Yes and if the blade is running at a speed to strobe with AC lighting, it will appear to be stationary, the same thing can happen with lathe and pillar/bench drill chucks, polishers, grinders, etc,etc, not normally a problem in the home workshop as you can hear them running, but in a noisy commercial shop it can be a problem.

As you say a correctly set up band saw runs quiet.

A band saw is a next possible purchase, maybe I should start learning to count to ten, without using all my fingers. :shock: 

Take care.

Chris R.


----------



## jackal (17 Sep 2013)

Is the Clarke CLARKE 18" SCROLL SAW any good?

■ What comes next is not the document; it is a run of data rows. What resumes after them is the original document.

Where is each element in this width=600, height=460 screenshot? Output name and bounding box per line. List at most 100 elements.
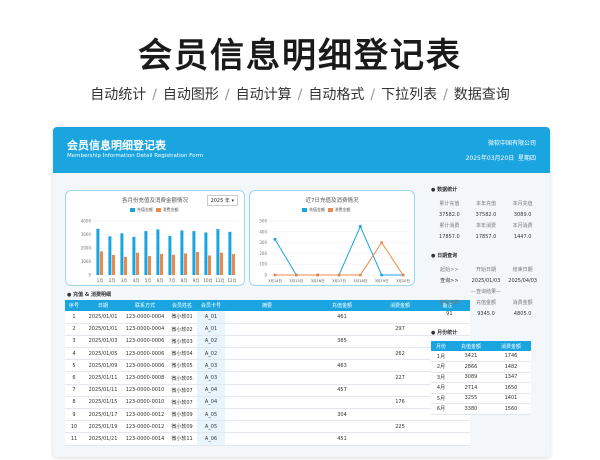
table-cell[interactable]: 2025/01/17: [83, 408, 123, 422]
table-cell[interactable]: [225, 347, 309, 361]
table-cell[interactable]: 4: [65, 347, 83, 361]
column-header[interactable]: 会员卡号: [197, 300, 225, 311]
table-cell[interactable]: [225, 420, 309, 434]
table-cell[interactable]: 9: [65, 408, 83, 422]
table-cell[interactable]: A_02: [197, 347, 225, 361]
table-cell[interactable]: 3: [65, 335, 83, 349]
table-cell[interactable]: [225, 408, 309, 422]
table-cell[interactable]: 176: [375, 396, 425, 410]
table-cell[interactable]: 123-0000-0006: [123, 335, 167, 349]
table-cell[interactable]: A_06: [197, 432, 225, 446]
table-row[interactable]: 1 2025/01/01 123-0000-0004 微小软01 A_01 461: [65, 311, 470, 324]
table-cell[interactable]: 2025/01/11: [83, 371, 123, 385]
table-cell[interactable]: [309, 371, 375, 385]
table-cell[interactable]: 262: [375, 347, 425, 361]
table-row[interactable]: 7 2025/01/11 123-0000-0010 微小软07 A_04 457: [65, 384, 470, 397]
table-row[interactable]: 5 2025/01/09 123-0000-0006 微小软05 A_03 463: [65, 359, 470, 373]
column-header[interactable]: 联系方式: [123, 300, 167, 311]
column-header[interactable]: 日期: [83, 300, 123, 311]
table-cell[interactable]: [309, 347, 375, 361]
table-cell[interactable]: 2025/01/15: [83, 396, 123, 410]
table-cell[interactable]: [309, 420, 375, 434]
table-cell[interactable]: [375, 335, 425, 349]
table-row[interactable]: 3 2025/01/03 123-0000-0006 微小软03 A_02 385: [65, 335, 470, 349]
table-cell[interactable]: 2025/01/19: [83, 420, 123, 434]
column-header[interactable]: 会员姓名: [167, 300, 197, 311]
column-header[interactable]: 摘要: [225, 300, 309, 311]
table-row[interactable]: 11 2025/01/21 123-0000-0014 微小软11 A_06 451: [65, 432, 470, 446]
table-cell[interactable]: 123-0000-0012: [123, 420, 167, 434]
table-cell[interactable]: [375, 311, 425, 324]
table-cell[interactable]: 123-0000-0004: [123, 311, 167, 324]
table-cell[interactable]: 1: [65, 311, 83, 324]
table-cell[interactable]: 微小软07: [167, 384, 197, 397]
table-cell[interactable]: [225, 384, 309, 397]
table-cell[interactable]: 2025/01/01: [83, 323, 123, 336]
table-cell[interactable]: 微小软02: [167, 323, 197, 336]
table-cell[interactable]: 微小软09: [167, 408, 197, 422]
column-header[interactable]: 充值金额: [309, 300, 375, 311]
table-cell[interactable]: [375, 384, 425, 397]
table-cell[interactable]: 451: [309, 432, 375, 446]
table-cell[interactable]: 微小软03: [167, 335, 197, 349]
table-cell[interactable]: [225, 323, 309, 336]
table-cell[interactable]: [375, 432, 425, 446]
table-cell[interactable]: A_05: [197, 420, 225, 434]
table-row[interactable]: 4 2025/01/05 123-0000-0006 微小软04 A_02 262: [65, 347, 470, 361]
table-cell[interactable]: 微小软01: [167, 311, 197, 324]
table-cell[interactable]: 微小软04: [167, 347, 197, 361]
table-cell[interactable]: [309, 323, 375, 336]
table-cell[interactable]: 123-0000-0006: [123, 359, 167, 373]
table-cell[interactable]: 385: [309, 335, 375, 349]
table-cell[interactable]: A_03: [197, 359, 225, 373]
table-cell[interactable]: 5: [65, 359, 83, 373]
table-cell[interactable]: 123-0000-0012: [123, 408, 167, 422]
table-cell[interactable]: [375, 408, 425, 422]
table-cell[interactable]: 6: [65, 371, 83, 385]
table-row[interactable]: 8 2025/01/15 123-0000-0010 微小软07 A_04 176: [65, 396, 470, 410]
table-cell[interactable]: 7: [65, 384, 83, 397]
table-cell[interactable]: 2025/01/01: [83, 311, 123, 324]
table-cell[interactable]: A_03: [197, 371, 225, 385]
table-cell[interactable]: A_01: [197, 323, 225, 336]
table-row[interactable]: 10 2025/01/19 123-0000-0012 微小软09 A_05 225: [65, 420, 470, 434]
table-cell[interactable]: [375, 359, 425, 373]
table-cell[interactable]: A_02: [197, 335, 225, 349]
table-row[interactable]: 6 2025/01/11 123-0000-0008 微小软05 A_03 227: [65, 371, 470, 385]
table-cell[interactable]: 8: [65, 396, 83, 410]
table-cell[interactable]: 123-0000-0006: [123, 347, 167, 361]
column-header[interactable]: 消费金额: [375, 300, 425, 311]
table-cell[interactable]: [225, 359, 309, 373]
table-cell[interactable]: 123-0000-0010: [123, 384, 167, 397]
table-cell[interactable]: 227: [375, 371, 425, 385]
table-cell[interactable]: 123-0000-0010: [123, 396, 167, 410]
table-cell[interactable]: [225, 432, 309, 446]
table-cell[interactable]: 11: [65, 432, 83, 446]
table-cell[interactable]: A_04: [197, 396, 225, 410]
table-cell[interactable]: [425, 432, 470, 446]
table-cell[interactable]: 123-0000-0008: [123, 371, 167, 385]
table-cell[interactable]: 457: [309, 384, 375, 397]
table-cell[interactable]: [309, 396, 375, 410]
table-row[interactable]: 2 2025/01/01 123-0000-0004 微小软02 A_01 297: [65, 323, 470, 336]
table-cell[interactable]: [225, 371, 309, 385]
table-cell[interactable]: 304: [309, 408, 375, 422]
table-cell[interactable]: 225: [375, 420, 425, 434]
table-cell[interactable]: 微小软05: [167, 371, 197, 385]
table-cell[interactable]: 10: [65, 420, 83, 434]
table-cell[interactable]: 微小软11: [167, 432, 197, 446]
table-cell[interactable]: [225, 311, 309, 324]
table-cell[interactable]: 微小软05: [167, 359, 197, 373]
table-cell[interactable]: 微小软09: [167, 420, 197, 434]
table-cell[interactable]: 297: [375, 323, 425, 336]
table-cell[interactable]: 2025/01/05: [83, 347, 123, 361]
table-cell[interactable]: 2025/01/11: [83, 384, 123, 397]
table-cell[interactable]: [225, 396, 309, 410]
table-cell[interactable]: A_05: [197, 408, 225, 422]
table-cell[interactable]: 461: [309, 311, 375, 324]
table-cell[interactable]: 2: [65, 323, 83, 336]
table-cell[interactable]: 463: [309, 359, 375, 373]
table-cell[interactable]: 123-0000-0014: [123, 432, 167, 446]
table-cell[interactable]: 123-0000-0004: [123, 323, 167, 336]
table-cell[interactable]: 2025/01/21: [83, 432, 123, 446]
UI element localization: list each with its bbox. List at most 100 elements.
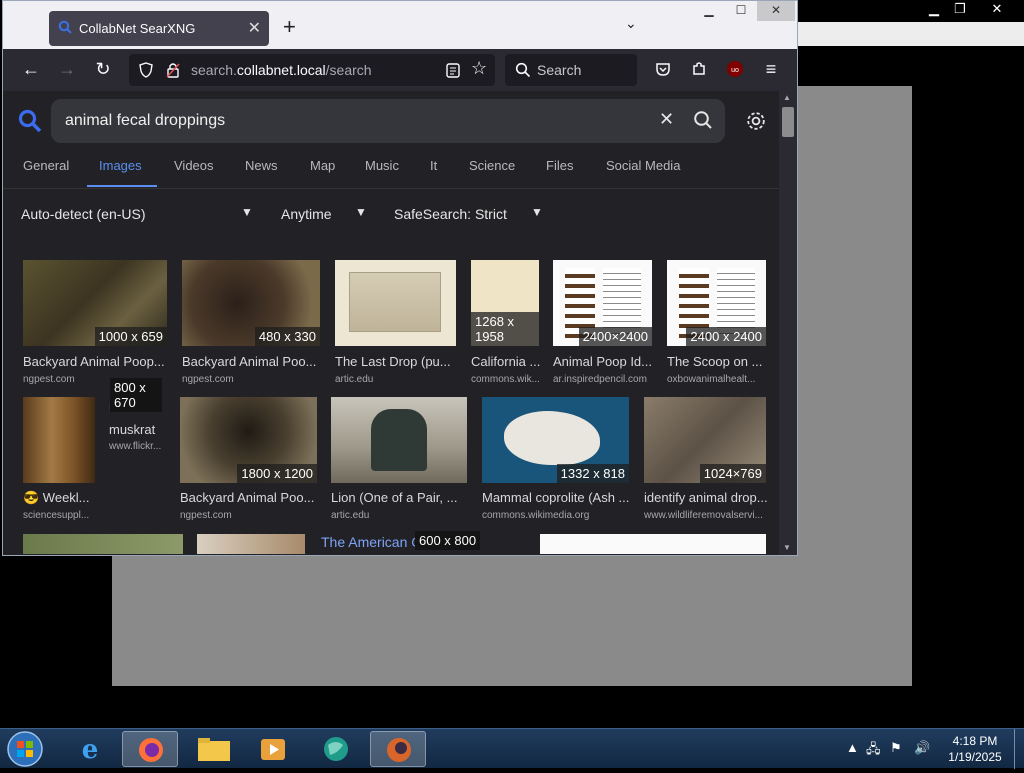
result-thumbnail[interactable]: [335, 260, 456, 346]
result-title[interactable]: Backyard Animal Poo...: [180, 490, 320, 505]
tab-videos[interactable]: Videos: [174, 158, 214, 173]
result-title[interactable]: 😎 Weekl...: [23, 490, 95, 506]
result-title[interactable]: Backyard Animal Poo...: [182, 354, 322, 369]
result-title[interactable]: Mammal coprolite (Ash ...: [482, 490, 632, 505]
result-thumbnail[interactable]: [23, 534, 183, 554]
image-dimensions: 1800 x 1200: [237, 464, 317, 483]
active-tab[interactable]: CollabNet SearXNG ✕: [49, 11, 269, 46]
tab-music[interactable]: Music: [365, 158, 399, 173]
result-title[interactable]: The Last Drop (pu...: [335, 354, 457, 369]
result-thumbnail[interactable]: [540, 534, 766, 554]
settings-gear-icon[interactable]: [745, 110, 767, 132]
ublock-icon[interactable]: uo: [723, 58, 747, 82]
search-box[interactable]: Search: [505, 54, 637, 86]
scroll-up-icon[interactable]: ▲: [783, 93, 791, 102]
tab-general[interactable]: General: [23, 158, 69, 173]
broken-image-alt-text[interactable]: The American Ge: [321, 534, 430, 550]
chevron-down-icon[interactable]: ▼: [241, 205, 253, 219]
window-maximize-icon[interactable]: ☐: [725, 1, 757, 21]
firefox-button[interactable]: [122, 731, 178, 767]
tab-map[interactable]: Map: [310, 158, 335, 173]
result-thumbnail[interactable]: 480 x 330: [182, 260, 320, 346]
network-icon[interactable]: 🖧: [866, 740, 881, 762]
result-title[interactable]: Backyard Animal Poop...: [23, 354, 169, 369]
result-thumbnail[interactable]: [23, 397, 95, 483]
reader-view-icon[interactable]: [446, 63, 460, 78]
close-icon[interactable]: ✕: [982, 0, 1012, 18]
background-window[interactable]: [798, 22, 1024, 46]
shield-icon[interactable]: [138, 62, 154, 78]
forward-icon[interactable]: →: [55, 58, 79, 82]
action-center-flag-icon[interactable]: ⚑: [890, 740, 902, 756]
restore-icon[interactable]: ❐: [946, 0, 974, 18]
lock-warning-icon[interactable]: [166, 62, 180, 78]
tab-list-icon[interactable]: ⌄: [625, 15, 637, 32]
result-source: artic.edu: [335, 374, 374, 385]
safesearch-select[interactable]: SafeSearch: Strict: [394, 206, 507, 222]
show-hidden-icons-icon[interactable]: ▲: [846, 740, 859, 755]
window-minimize-icon[interactable]: ▁: [693, 1, 725, 21]
clock[interactable]: 4:18 PM 1/19/2025: [940, 733, 1010, 765]
tab-it[interactable]: It: [430, 158, 437, 173]
pinned-app-button[interactable]: [370, 731, 426, 767]
menu-icon[interactable]: ≡: [759, 58, 783, 82]
new-tab-button[interactable]: +: [283, 14, 296, 40]
tab-images[interactable]: Images: [99, 158, 142, 173]
result-thumbnail[interactable]: 1024×769: [644, 397, 766, 483]
result-thumbnail[interactable]: [197, 534, 305, 554]
media-player-button[interactable]: [246, 731, 302, 767]
search-placeholder: Search: [537, 62, 582, 78]
tab-files[interactable]: Files: [546, 158, 573, 173]
scroll-down-icon[interactable]: ▼: [783, 543, 791, 552]
result-title[interactable]: The Scoop on ...: [667, 354, 767, 369]
result-thumbnail[interactable]: 2400×2400: [553, 260, 652, 346]
chevron-down-icon[interactable]: ▼: [531, 205, 543, 219]
clear-search-icon[interactable]: ✕: [659, 109, 674, 130]
reload-icon[interactable]: ↻: [91, 58, 115, 82]
extensions-icon[interactable]: [687, 58, 711, 82]
minimize-icon[interactable]: ▁: [920, 0, 948, 18]
result-title[interactable]: identify animal drop...: [644, 490, 768, 505]
start-button[interactable]: [6, 730, 46, 768]
pocket-icon[interactable]: [651, 58, 675, 82]
volume-icon[interactable]: 🔊: [914, 740, 930, 756]
show-desktop-button[interactable]: [1014, 729, 1024, 769]
active-tab-indicator: [87, 185, 157, 187]
language-select[interactable]: Auto-detect (en-US): [21, 206, 146, 222]
tab-bar: CollabNet SearXNG ✕ + ⌄ ▁ ☐ ✕: [3, 1, 797, 49]
close-tab-icon[interactable]: ✕: [248, 18, 261, 38]
chevron-down-icon[interactable]: ▼: [355, 205, 367, 219]
globe-icon: [324, 737, 348, 761]
result-thumbnail[interactable]: 1800 x 1200: [180, 397, 317, 483]
url-bar[interactable]: search.collabnet.local/search ☆: [129, 54, 495, 86]
scroll-thumb[interactable]: [782, 107, 794, 137]
internet-explorer-button[interactable]: e: [62, 731, 118, 767]
back-icon[interactable]: ←: [19, 58, 43, 82]
result-thumbnail[interactable]: [331, 397, 467, 483]
result-title[interactable]: Lion (One of a Pair, ...: [331, 490, 467, 505]
ie-icon: e: [82, 735, 99, 765]
searxng-page: animal fecal droppings ✕ General Images …: [3, 91, 779, 555]
result-thumbnail[interactable]: 1000 x 659: [23, 260, 167, 346]
tab-news[interactable]: News: [245, 158, 278, 173]
scrollbar[interactable]: ▲ ▼: [779, 91, 797, 555]
tab-science[interactable]: Science: [469, 158, 515, 173]
window-close-icon[interactable]: ✕: [757, 1, 795, 21]
tab-social-media[interactable]: Social Media: [606, 158, 680, 173]
app-icon: [387, 738, 411, 762]
result-thumbnail[interactable]: 1268 x 1958: [471, 260, 539, 346]
file-explorer-button[interactable]: [186, 731, 242, 767]
searxng-logo-icon[interactable]: [17, 108, 43, 134]
browser-app-button[interactable]: [308, 731, 364, 767]
search-input[interactable]: animal fecal droppings ✕: [51, 99, 725, 143]
image-dimensions: 600 x 800: [415, 531, 481, 550]
result-title[interactable]: Animal Poop Id...: [553, 354, 655, 369]
search-query: animal fecal droppings: [65, 112, 226, 129]
result-title[interactable]: California ...: [471, 354, 541, 369]
bookmark-star-icon[interactable]: ☆: [471, 58, 487, 79]
search-submit-icon[interactable]: [693, 110, 713, 130]
result-thumbnail[interactable]: 1332 x 818: [482, 397, 629, 483]
result-thumbnail[interactable]: 2400 x 2400: [667, 260, 766, 346]
time-range-select[interactable]: Anytime: [281, 206, 332, 222]
result-title[interactable]: muskrat: [109, 422, 169, 437]
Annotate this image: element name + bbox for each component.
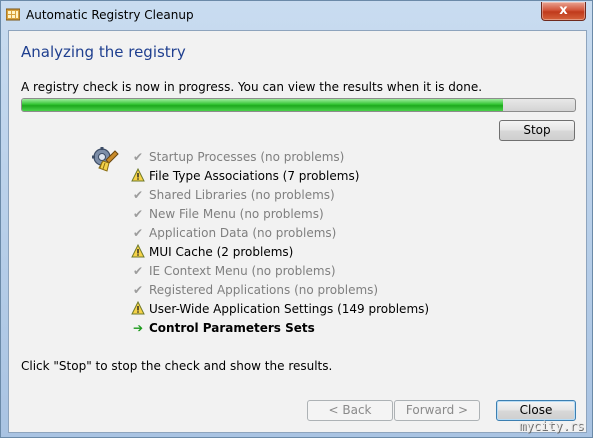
checkmark-icon: ✔: [132, 264, 144, 278]
close-button[interactable]: Close: [496, 400, 576, 421]
check-item-label: Control Parameters Sets: [149, 321, 315, 335]
check-item: MUI Cache (2 problems): [130, 243, 429, 262]
page-title: Analyzing the registry: [21, 43, 186, 61]
check-item: ✔ IE Context Menu (no problems): [130, 262, 429, 281]
warning-icon: [130, 167, 146, 186]
checkmark-icon: ✔: [132, 207, 144, 221]
window-close-button[interactable]: x: [541, 2, 586, 21]
registry-cleanup-icon: [92, 147, 119, 172]
close-icon: x: [559, 3, 568, 18]
hint-text: Click "Stop" to stop the check and show …: [21, 359, 333, 373]
back-button[interactable]: < Back: [307, 400, 393, 421]
arrow-right-icon: ➔: [132, 321, 144, 335]
check-item: ✔ Startup Processes (no problems): [130, 148, 429, 167]
check-item: ➔ Control Parameters Sets: [130, 319, 429, 338]
check-item-label: Application Data (no problems): [149, 226, 337, 240]
checkmark-icon: ✔: [132, 283, 144, 297]
checkmark-icon: ✔: [132, 226, 144, 240]
check-item-label: User-Wide Application Settings (149 prob…: [149, 302, 430, 316]
check-item-label: File Type Associations (7 problems): [149, 169, 360, 183]
instruction-text: A registry check is now in progress. You…: [21, 80, 483, 94]
check-item-label: New File Menu (no problems): [149, 207, 324, 221]
check-item: ✔ Registered Applications (no problems): [130, 281, 429, 300]
check-item-label: MUI Cache (2 problems): [149, 245, 294, 259]
check-item-label: Shared Libraries (no problems): [149, 188, 335, 202]
stop-button[interactable]: Stop: [499, 120, 575, 141]
checkmark-icon: ✔: [132, 150, 144, 164]
warning-icon: [130, 243, 146, 262]
dialog-window: Automatic Registry Cleanup x Analyzing t…: [0, 0, 593, 438]
window-title: Automatic Registry Cleanup: [26, 8, 194, 22]
title-bar[interactable]: Automatic Registry Cleanup x: [1, 1, 592, 30]
check-item: ✔ Shared Libraries (no problems): [130, 186, 429, 205]
check-item-label: Registered Applications (no problems): [149, 283, 379, 297]
check-item-label: IE Context Menu (no problems): [149, 264, 336, 278]
check-item: User-Wide Application Settings (149 prob…: [130, 300, 429, 319]
dialog-content: Analyzing the registry A registry check …: [8, 30, 587, 433]
registry-app-icon: [6, 8, 20, 21]
warning-icon: [130, 300, 146, 319]
check-item: ✔ New File Menu (no problems): [130, 205, 429, 224]
check-item-label: Startup Processes (no problems): [149, 150, 345, 164]
progress-fill: [22, 99, 504, 111]
progress-bar: [21, 98, 576, 112]
check-item: ✔ Application Data (no problems): [130, 224, 429, 243]
watermark: mycity.rs: [518, 419, 584, 433]
checkmark-icon: ✔: [132, 188, 144, 202]
check-item: File Type Associations (7 problems): [130, 167, 429, 186]
forward-button[interactable]: Forward >: [394, 400, 480, 421]
registry-check-list: ✔ Startup Processes (no problems) File Typ…: [130, 148, 429, 338]
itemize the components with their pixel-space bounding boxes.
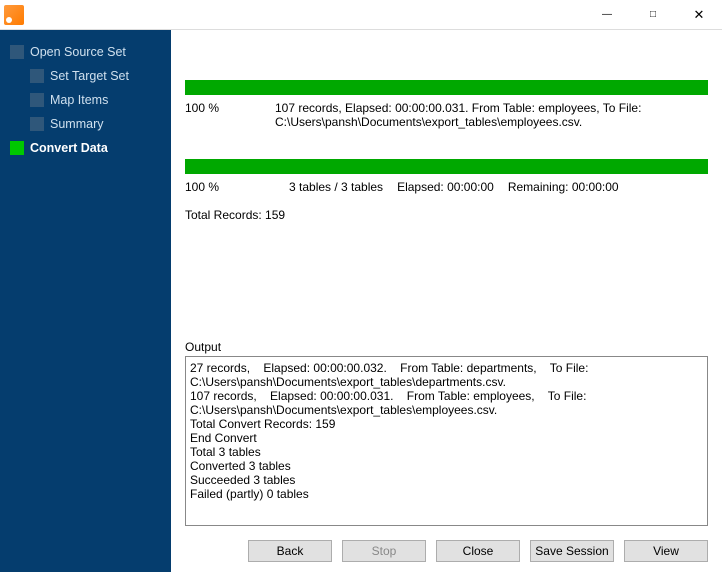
stop-button[interactable]: Stop <box>342 540 426 562</box>
sidebar-item-label: Convert Data <box>30 141 108 155</box>
sidebar-item-set-target[interactable]: Set Target Set <box>0 64 171 88</box>
content-panel: 100 % 107 records, Elapsed: 00:00:00.031… <box>171 30 722 572</box>
save-session-button[interactable]: Save Session <box>530 540 614 562</box>
step-box-icon <box>10 45 24 59</box>
sidebar-item-label: Summary <box>50 117 103 131</box>
view-button[interactable]: View <box>624 540 708 562</box>
app-icon <box>4 5 24 25</box>
sidebar-item-label: Set Target Set <box>50 69 129 83</box>
step-box-icon <box>10 141 24 155</box>
progress-remaining: Remaining: 00:00:00 <box>508 180 619 194</box>
sidebar-item-open-source[interactable]: Open Source Set <box>0 40 171 64</box>
progress-tables: 3 tables / 3 tables <box>289 180 383 194</box>
maximize-button[interactable]: □ <box>630 0 676 30</box>
window-titlebar: — □ ✕ <box>0 0 722 30</box>
sidebar-item-convert-data[interactable]: Convert Data <box>0 136 171 160</box>
progress-info-current: 107 records, Elapsed: 00:00:00.031. From… <box>275 101 708 129</box>
output-textarea[interactable] <box>186 357 707 525</box>
button-row: Back Stop Close Save Session View <box>171 534 722 572</box>
close-window-button[interactable]: ✕ <box>676 0 722 30</box>
progress-total-records: Total Records: 159 <box>185 208 285 222</box>
step-box-icon <box>30 93 44 107</box>
step-box-icon <box>30 117 44 131</box>
back-button[interactable]: Back <box>248 540 332 562</box>
step-box-icon <box>30 69 44 83</box>
sidebar-item-summary[interactable]: Summary <box>0 112 171 136</box>
progress-bar-overall <box>185 159 708 174</box>
progress-percent-overall: 100 % <box>185 180 275 194</box>
minimize-button[interactable]: — <box>584 0 630 30</box>
progress-bar-current <box>185 80 708 95</box>
wizard-sidebar: Open Source Set Set Target Set Map Items… <box>0 30 171 572</box>
progress-percent-current: 100 % <box>185 101 275 129</box>
progress-elapsed: Elapsed: 00:00:00 <box>397 180 494 194</box>
close-button[interactable]: Close <box>436 540 520 562</box>
output-label: Output <box>171 340 722 356</box>
sidebar-item-label: Open Source Set <box>30 45 126 59</box>
sidebar-item-label: Map Items <box>50 93 108 107</box>
sidebar-item-map-items[interactable]: Map Items <box>0 88 171 112</box>
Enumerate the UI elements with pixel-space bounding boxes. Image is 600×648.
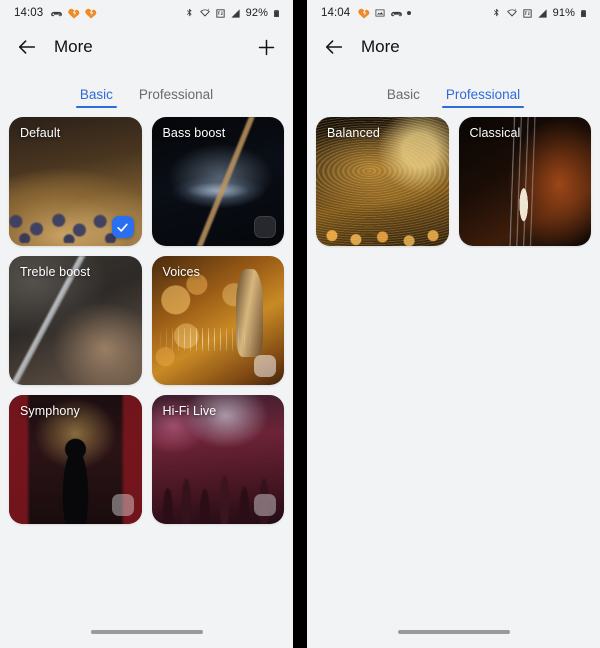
preset-card-label: Balanced	[327, 126, 380, 140]
image-icon	[374, 7, 386, 19]
wifi-icon	[506, 7, 518, 19]
tab-bar: Basic Professional	[307, 74, 600, 108]
bluetooth-icon	[491, 8, 502, 19]
signal-bars-icon	[230, 8, 241, 19]
preset-card-label: Treble boost	[20, 265, 91, 279]
tab-basic[interactable]: Basic	[75, 87, 117, 108]
page-title: More	[361, 37, 400, 56]
preset-card[interactable]: Bass boost	[151, 117, 284, 246]
panel-divider	[293, 0, 307, 648]
preset-card[interactable]: Default	[9, 117, 142, 246]
signal-bars-icon	[537, 8, 548, 19]
tab-bar: Basic Professional	[0, 74, 293, 108]
nfc-icon	[522, 8, 533, 19]
selected-check-badge	[111, 216, 134, 238]
bluetooth-icon	[184, 8, 195, 19]
preset-card-label: Hi-Fi Live	[162, 404, 217, 418]
tab-professional[interactable]: Professional	[441, 87, 525, 108]
status-bar-right: 92%	[184, 7, 281, 19]
preset-grid: Balanced Classical	[307, 108, 600, 246]
status-bar-clock: 14:04	[321, 7, 351, 19]
home-indicator-bar[interactable]	[90, 630, 203, 634]
preset-options-badge[interactable]	[254, 216, 276, 238]
preset-options-badge[interactable]	[111, 494, 134, 516]
status-bar: 14:03 92%	[0, 0, 293, 26]
home-indicator-area	[0, 616, 293, 648]
preset-card[interactable]: Hi-Fi Live	[151, 395, 284, 524]
preset-card-label: Symphony	[20, 404, 80, 418]
preset-card-label: Bass boost	[162, 126, 226, 140]
status-bar-left: 14:04	[321, 7, 412, 20]
dual-screenshot-stage: 14:03 92% More Basic Professional Default Bass…	[0, 0, 600, 648]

I have been offered a SIP but not convinced 

Any ideas

The cost of tools in France makes me sweat!


----------



## martinka (18 Sep 2013)

jackal":1brxhz0r said:


> Is the Clarke CLARKE 18" SCROLL SAW any good? I have been offered a SIP but not convinced
> 
> Any ideas
> 
> The cost of tools in France makes me sweat!



I can't find a manual for the Clarke so I can't be 100% sure, but looking at photos, it looks to me like it is pinned blades only. I'm assuming it is the CS518 model as it's the only 18" Clarke scroll saw I could find.

Which model SIP have you been offered?

Martin.


----------



## jackal (6 Oct 2013)

Hi 

Looked at the SIP and its just like a lot of those chinese imports and awful blade clamps. Been offered a SCHEPPACH DECO 405 which seem ok for 150e what do you think or should I avoid it?

Thanks for the replies


----------